- The conference allows Africa and Japan to benefit from each other’s comparative advantages
- The conference has been in place since 1993, co-hosted by the United Nations, UNDP, World Bank and AUC
- TICAD8 will happen in the Republic of Tunisia, the second country in Africa to host the meeting after Kenya in 2016
There has been a common trend in Africa where powerful countries are competing on their influence in the continent, and Japan is fast-rolling its sleeves!
The government of Japan will hold a TICAD Ministerial Meeting online on March 26 and 27, chaired by Japan’s minister of foreign affairs, Hayashi Yoshimasa, ahead of the 8th Tokyo International Conference on African Development (TICAD8), to be held on August 27 and 28, 2022. Several other follow-up meetings at ministerial and senior official levels will be held before TICAD8.
The Tokyo International Conference on African Development (TICAD) will house many participants, including foreign ministers from African countries, who will discuss priority issues for African development as countries recover from the pressure exerted by the COVID-19 pandemic in the last two years.
TICAD’s development strategy stands on three pillars:
- Economy- Accelerating economic transformation and improving the business environment through innovation and private sector engagement.
- Society- Deepening sustainable and resilient society.
- Strengthening Peace and stability.
Japan, through this meeting, targets to affirm the cooperation between Japan and African countries. The conference has been in place since 1993, co-hosted by United Nations(UN), United Nations Development Programme (UNDP), World Bank and African Union Commission (AUC).
Japan invests in Africa
TICAD8 will happen in the Republic of Tunisia, the second country in Africa to host the meeting after Kenya in 2016. During the TICAD6 meeting that was held at the Kenyatta International Convention Center in Nairobi, Kenya, Japan pledged to invest US$30 billion in Africa: US$10 billion in infrastructure growth, while an extra US$20 billion will be invested by Japan’s private sector.
In TICAD6, more than 6,000 people participated in the conference, including 22 presidents, two prime ministers, hosted by the Government of Kenya and co-organized by the Government of Japan, the United Nations Development Programme (UNDP), the World Bank, the African Union Commission (AUC) and the UN Office of the Special Advisor on Africa (UNOSAA).
TICAD7 happened in Yokohama City, Japan, with more than 10,000 participants, including 42 African leaders, 52 development partner countries, 108 heads of international and regional organizations, civil society representatives and the private sector.
The Prime Minister of Japan, Shinzō Abe, unveiled that the TICAD7 Initiative would be driven by Entrepreneurship, Enterprise, Investment and Innovation, which will leverage science, technology, and innovation to unleash Africa’s potential under TICAD’s philosophy of ownership and partnership.
The popularity of TICAD is growing with every conference, showing how Japan is cementing its ground to influence the economic development in the African continent.
Africa and Japan are working together to realize Africa’s legitimate aspirations, as reflected in Africa Union Agenda 2063. Agenda 2063 is a strategic framework for the continent’s socio-economic transformation for the next 50 years.

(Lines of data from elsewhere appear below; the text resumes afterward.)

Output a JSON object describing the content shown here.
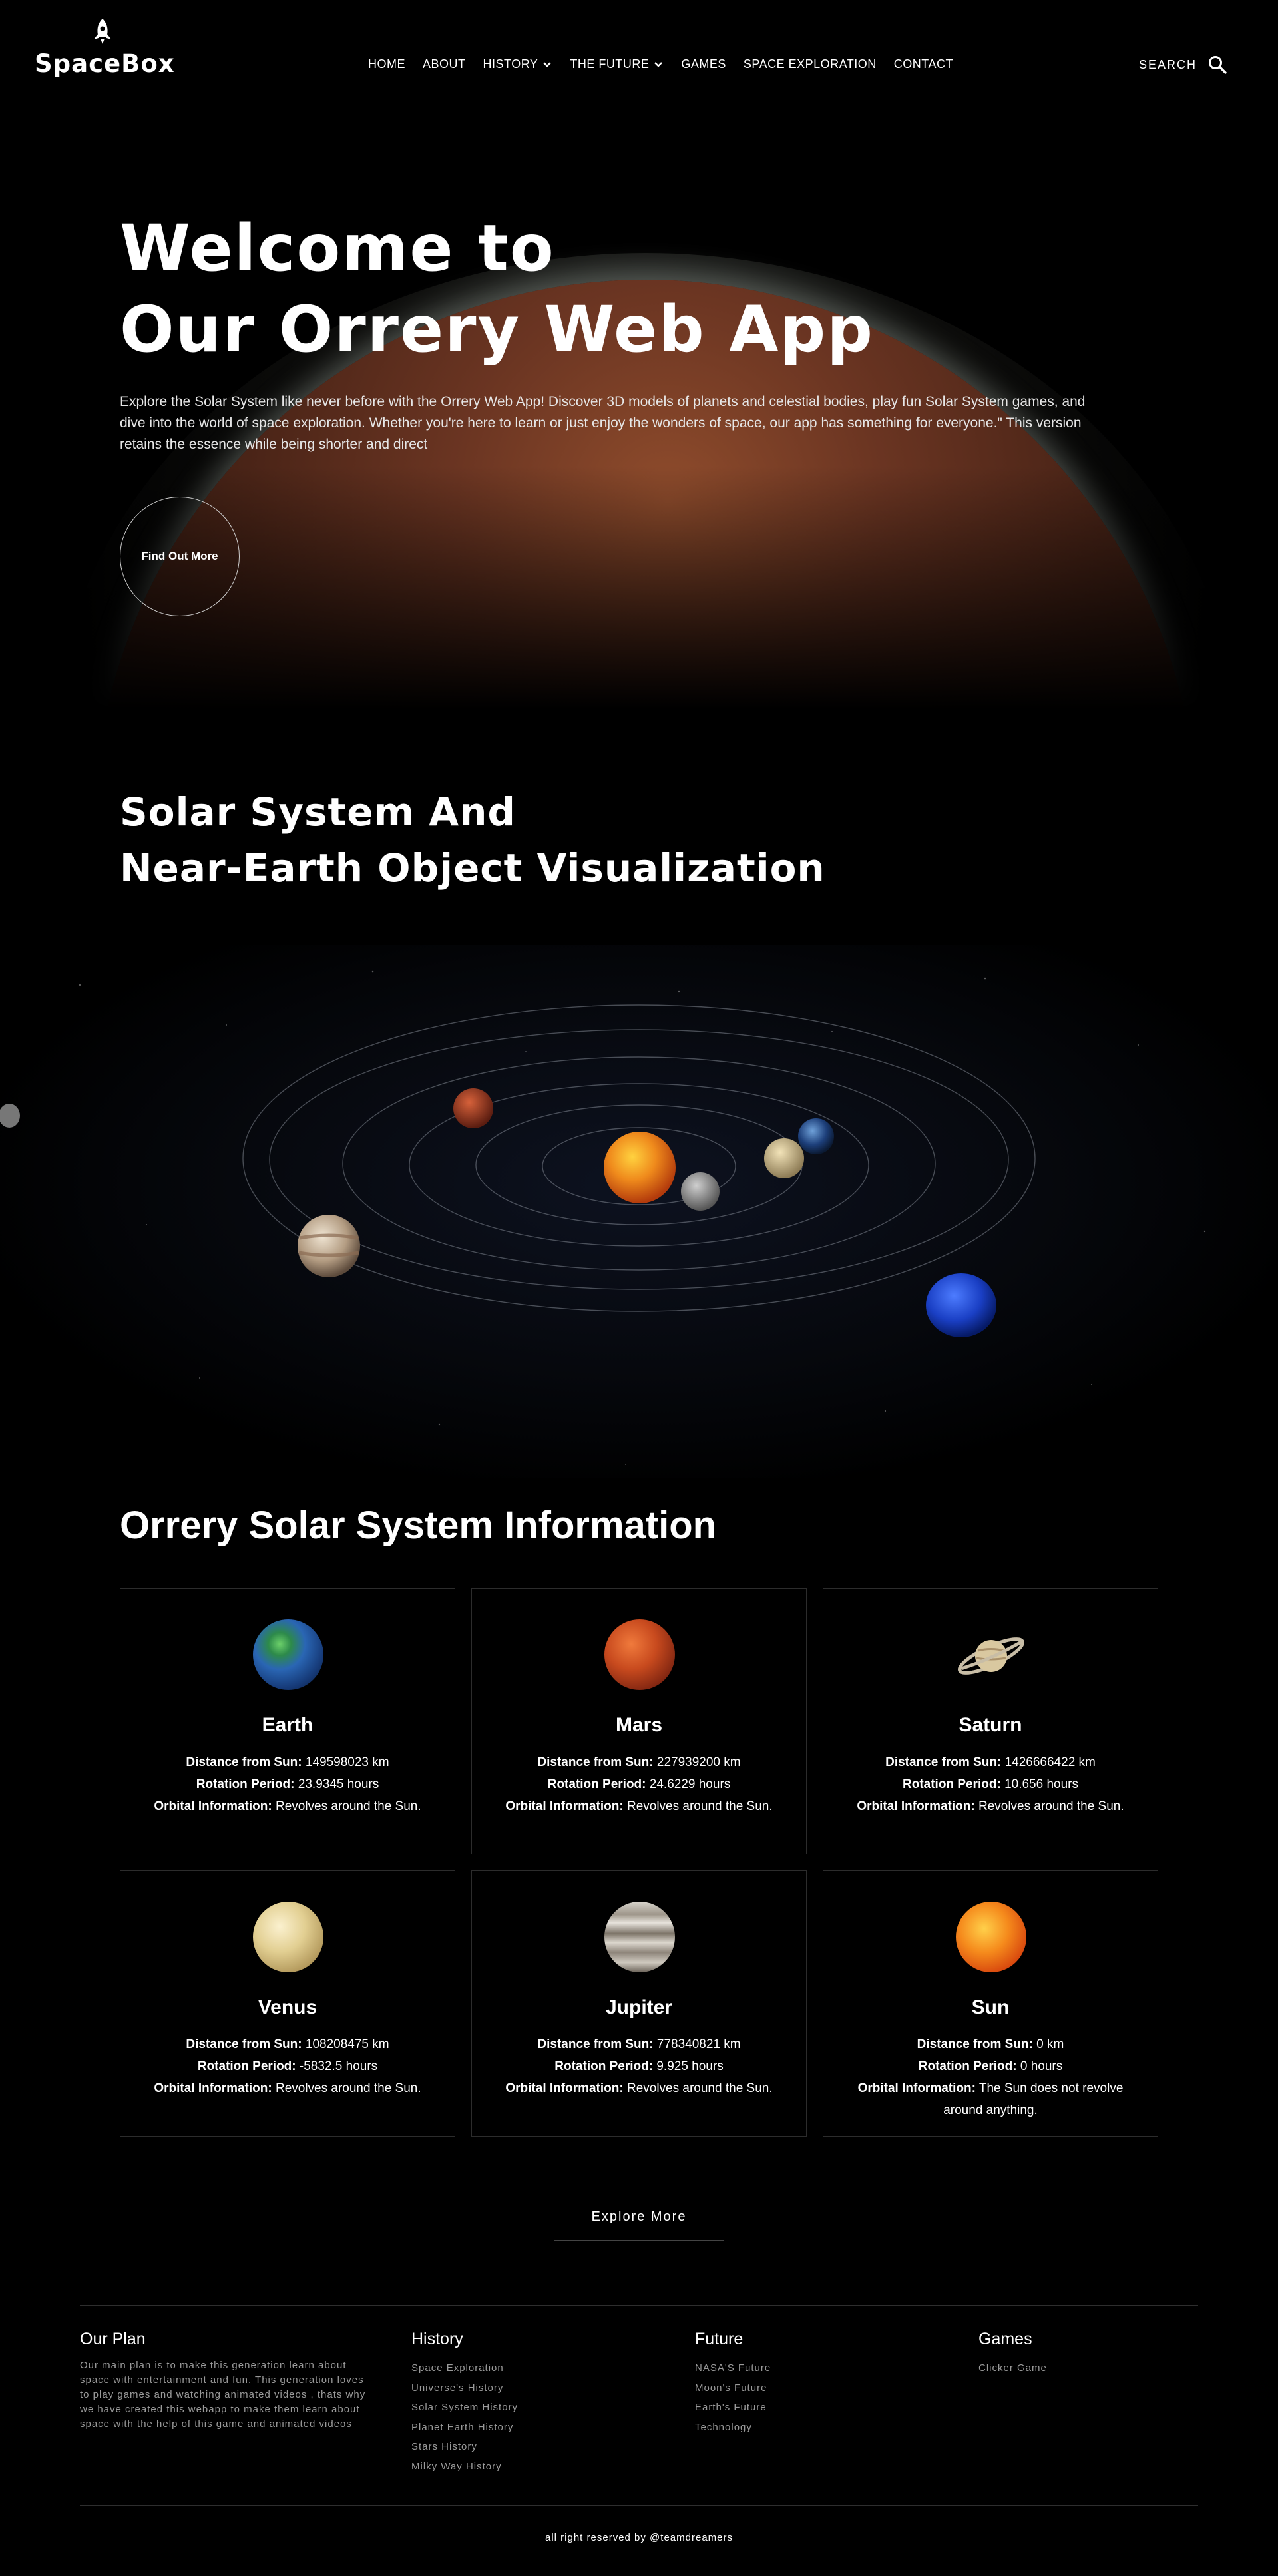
{
  "header": {
    "logo": "SpaceBox",
    "nav": [
      {
        "label": "HOME",
        "dropdown": false
      },
      {
        "label": "ABOUT",
        "dropdown": false
      },
      {
        "label": "HISTORY",
        "dropdown": true
      },
      {
        "label": "THE FUTURE",
        "dropdown": true
      },
      {
        "label": "GAMES",
        "dropdown": false
      },
      {
        "label": "SPACE EXPLORATION",
        "dropdown": false
      },
      {
        "label": "CONTACT",
        "dropdown": false
      }
    ],
    "search_label": "SEARCH"
  },
  "hero": {
    "title_line1": "Welcome to",
    "title_line2": "Our Orrery Web App",
    "description": "Explore the Solar System like never before with the Orrery Web App! Discover 3D models of planets and celestial bodies, play fun Solar System games, and dive into the world of space exploration. Whether you're here to learn or just enjoy the wonders of space, our app has something for everyone.\" This version retains the essence while being shorter and direct",
    "button": "Find Out More"
  },
  "visualization": {
    "title_line1": "Solar System And",
    "title_line2": "Near-Earth Object Visualization"
  },
  "info": {
    "title": "Orrery Solar System Information",
    "labels": {
      "distance": "Distance from Sun:",
      "rotation": "Rotation Period:",
      "orbital": "Orbital Information:"
    },
    "cards": [
      {
        "name": "Earth",
        "distance": "149598023 km",
        "rotation": "23.9345 hours",
        "orbital": "Revolves around the Sun."
      },
      {
        "name": "Mars",
        "distance": "227939200 km",
        "rotation": "24.6229 hours",
        "orbital": "Revolves around the Sun."
      },
      {
        "name": "Saturn",
        "distance": "1426666422 km",
        "rotation": "10.656 hours",
        "orbital": "Revolves around the Sun."
      },
      {
        "name": "Venus",
        "distance": "108208475 km",
        "rotation": "-5832.5 hours",
        "orbital": "Revolves around the Sun."
      },
      {
        "name": "Jupiter",
        "distance": "778340821 km",
        "rotation": "9.925 hours",
        "orbital": "Revolves around the Sun."
      },
      {
        "name": "Sun",
        "distance": "0 km",
        "rotation": "0 hours",
        "orbital": "The Sun does not revolve around anything."
      }
    ],
    "explore_button": "Explore More"
  },
  "footer": {
    "plan_title": "Our Plan",
    "plan_text": "Our main plan is to make this generation learn about space with entertainment and fun. This generation loves to play games and watching animated videos , thats why we have created this webapp to make them learn about space with the help of this game and animated videos",
    "history_title": "History",
    "history_links": [
      "Space Exploration",
      "Universe's History",
      "Solar System History",
      "Planet Earth History",
      "Stars History",
      "Milky Way History"
    ],
    "future_title": "Future",
    "future_links": [
      "NASA'S Future",
      "Moon's Future",
      "Earth's Future",
      "Technology"
    ],
    "games_title": "Games",
    "games_links": [
      "Clicker Game"
    ],
    "copyright": "all right reserved by @teamdreamers"
  },
  "colors": {
    "background": "#000000",
    "mars": "#6b3522",
    "sun": "#e8691a",
    "neptune": "#1a3fc4"
  }
}
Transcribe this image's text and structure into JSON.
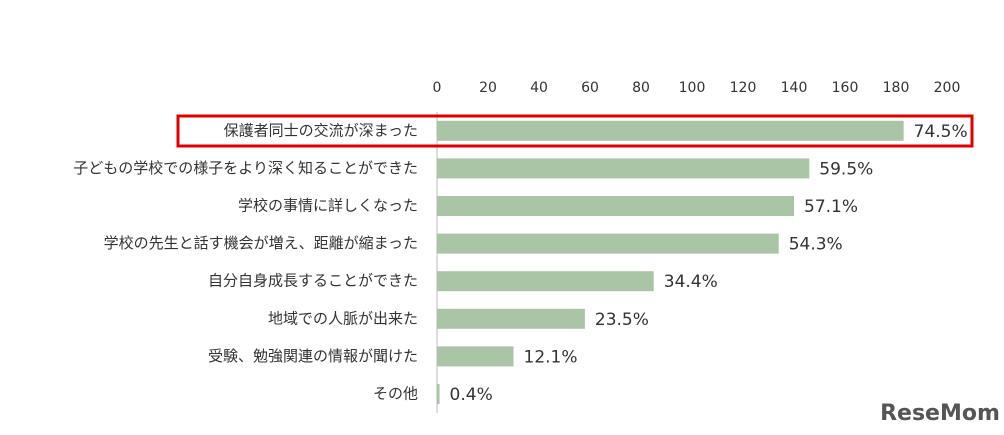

It builds on and seeks to accelerate the implementation of past and existing continental initiatives for growth and sustainable development.
The minister for foreign affairs in Japan states that the COVID-19 pandemic has also had a considerable socio-economic impact on Africa; Japan is of the view that now is the time to work together internationally.
TICAD is singling out infrastructure development in Africa and supports the success of the African Continental Free Trade Area (AfCFTA) and job creation for youth as critical areas of focus to expedite Africa’s development. The conference stresses the need to maintain the spirit of inclusiveness and ownership that has always prevailed in the TICAD process.
TICAD aims to connect Africa to regional, continental, and global knowledge, networks, and expertise fostering consensus building; and supporting the implementation of shared regional, continental and international agendas. The conference allows Africa and Japan to benefit from each other’s comparative advantages, Japan’s experience in Asia’s development and Africa’s current economic dynamics.
Japan is targeting to involve all the countries in Africa in this year’s Tokyo International Conference on African Development (TICAD) to promote inclusivity and African development.